Drinks were poured (Still wasn’t going to have a beer although I looked longingly at the ones on our table) and the stories continued.
We heard from Liz who had walked the Camino in Spain and was planning to do it again. And who with her husband were avid hikers of the White Mountains. Liz told me about a device women could use to pee standing up and she took note when I mentioned the miraculous HikeGoo that I swore was helping me stay away from blisters.
Everyone laughed at our realization that the Bambis we saw were being raised for meat. We were told that the deer being raised for food were Red Deer. A distinct breed from Europe that was not found locally in the United States.
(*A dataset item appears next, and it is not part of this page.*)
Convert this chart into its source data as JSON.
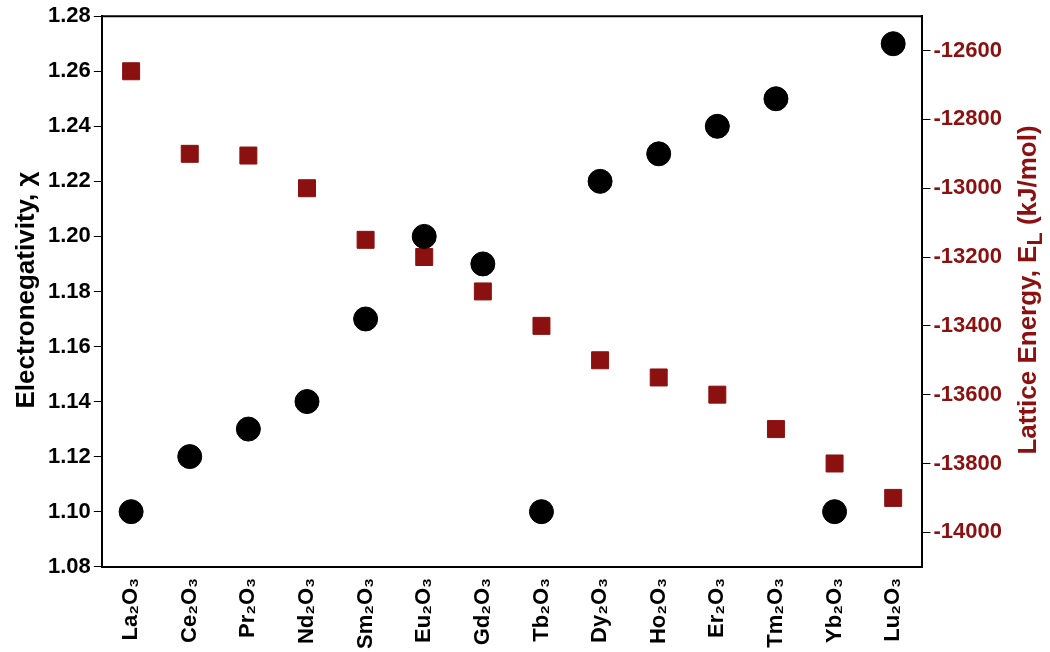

You weren’t allowed to breed domestic deer and this was a way for inspectors to make sure that that didn’t happen.
Sure you could raise Bambi for meat, but you had to do it right.
We heard a story from one woman, (a self-professed cat lady) who had left her porch door open with food inside for a stray cat she had spotted on her property. Come morning, she discovered that a raccoon had instead made itself at home in her porch.
We heard about a lightning strike that was felt for miles. Windows had rattled, the earth shook.
We laughed. We ate. We drank and ate some more.
At the end of the meal, when the remains of the desserts had been scraped up with forks and in some cases wiped up with fingers, we parted. New friends we hadn’t known we’d meet. So many treasures, we were finding, along the way.
Susan took us back to her house. Back to our rooms filled with plants and books and art. I gathered our laundry and while Griffin went to sleep, Susan and I stayed up and talked while the clothes got cleaned and dried.
Susan’s house was thick in the woods. When I looked out the windows, I only saw a deep and intense darkness.
“Do you ever worry about bears?” I asked.
“No, not really” she replied. She told me that the previous year there had been five bears who were often in her yard – A male bear, a mama bear, her two year old cub and this year’s twin cubs.
“Oh that reminds me,” she said as she went outside. She came back in. “I had forgotten to take down the bird feeders. “If you’re careful about the bears, they won’t bother you.”
I looked around this house of a woman who lived peacefully alongside bears. Everything in her house was beautiful – everything was there because it was loved. I saw clay vases, wooden cabinets, a trusted old dog sleeping in on a bed, and a jungle of plants growing in the corner of the living room. The outside invited in – all together.
Clothes dry, it was time to go to bed. Going up the stairs, I spotted a painting of Kokopelli, the North American Indian God who went from village to village telling stories.
I looked down at the tattoo on my wrist of Kokopelli – a promise I had given to myself years earlier to honor my desire of forever being a storyteller. I thought about the friends we had met, the generosity so freely given to Griffin and I this night – simply for being travelers on a journey.
Oh I’d be telling stories about this one.